I came across one new product at BRE’s Onsite 09 event, which was a new type of energy saving glass being marketed by Pilkington. It’s made in Japan, by Nippon Glass, owners of Pilks, and it consists of a two panes of glass separated by a vacuum gap of just 0.2mm. In this country, it’s being aimed fairly and squarely at the listed building/Georgian sash window market, because you get a very good U value from it (Centre Pane value 1.4) yet you can’t tell it’s not single glazing.
Well actually, you can, if you look closely. You can’t see that it’s two panes of glass, but the 0.2 gap has tiny black spacers located within it which you can see if you look close up – they appear to be a series of black dots. If the vacuum fails, the spacers fall out, so you have a visible clue that the unit is no longer working. But of course the units won’t fail. Will they?

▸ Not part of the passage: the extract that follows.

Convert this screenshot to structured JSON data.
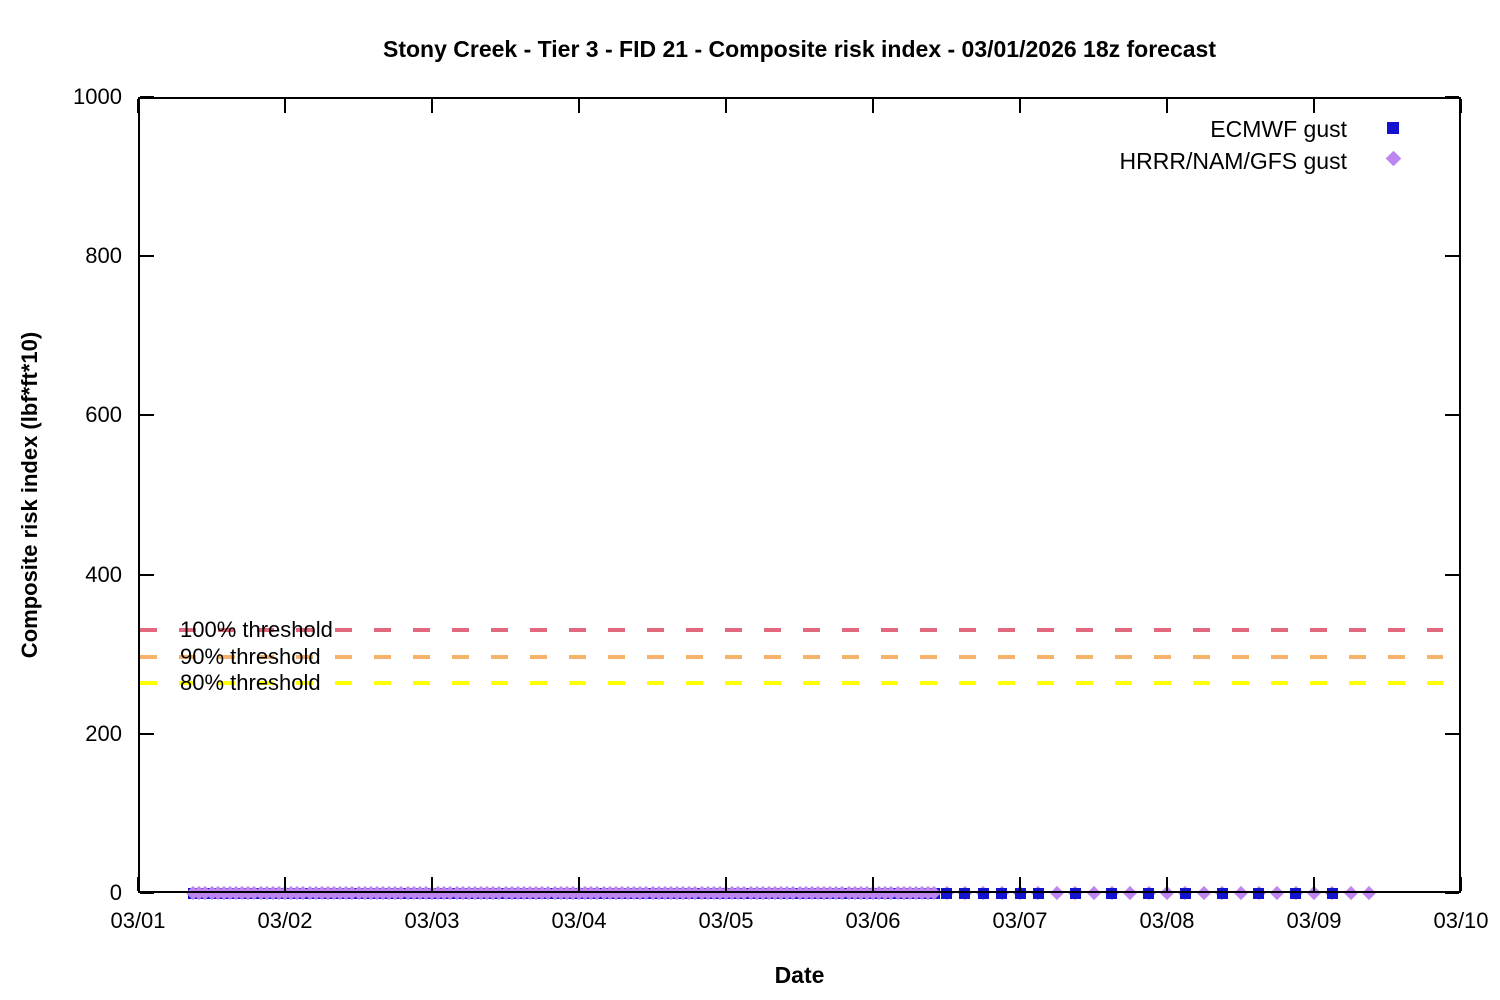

The units are made up before the vacuum is applied. Each unit comes with a little grommet through which you can suck out all the air. There is a minimum unit size of 0.4m2, so a sash window will have to be done in one and glazing bars applied afterwards. But that’s not a big problem.
It looks as though they have got a product which can provide good energy efficiency and yet satisfy the English Heritage/Conservation Officer lobby. At around £300/m2, it will cost, but if done as a package of overall window refurbishment or replacement, it’s not that prohibitive. Just a shame they’ve given it a horrible name: Pilkington energiKare. I’m really getting to hate inTerCaps, aRen’T yOu?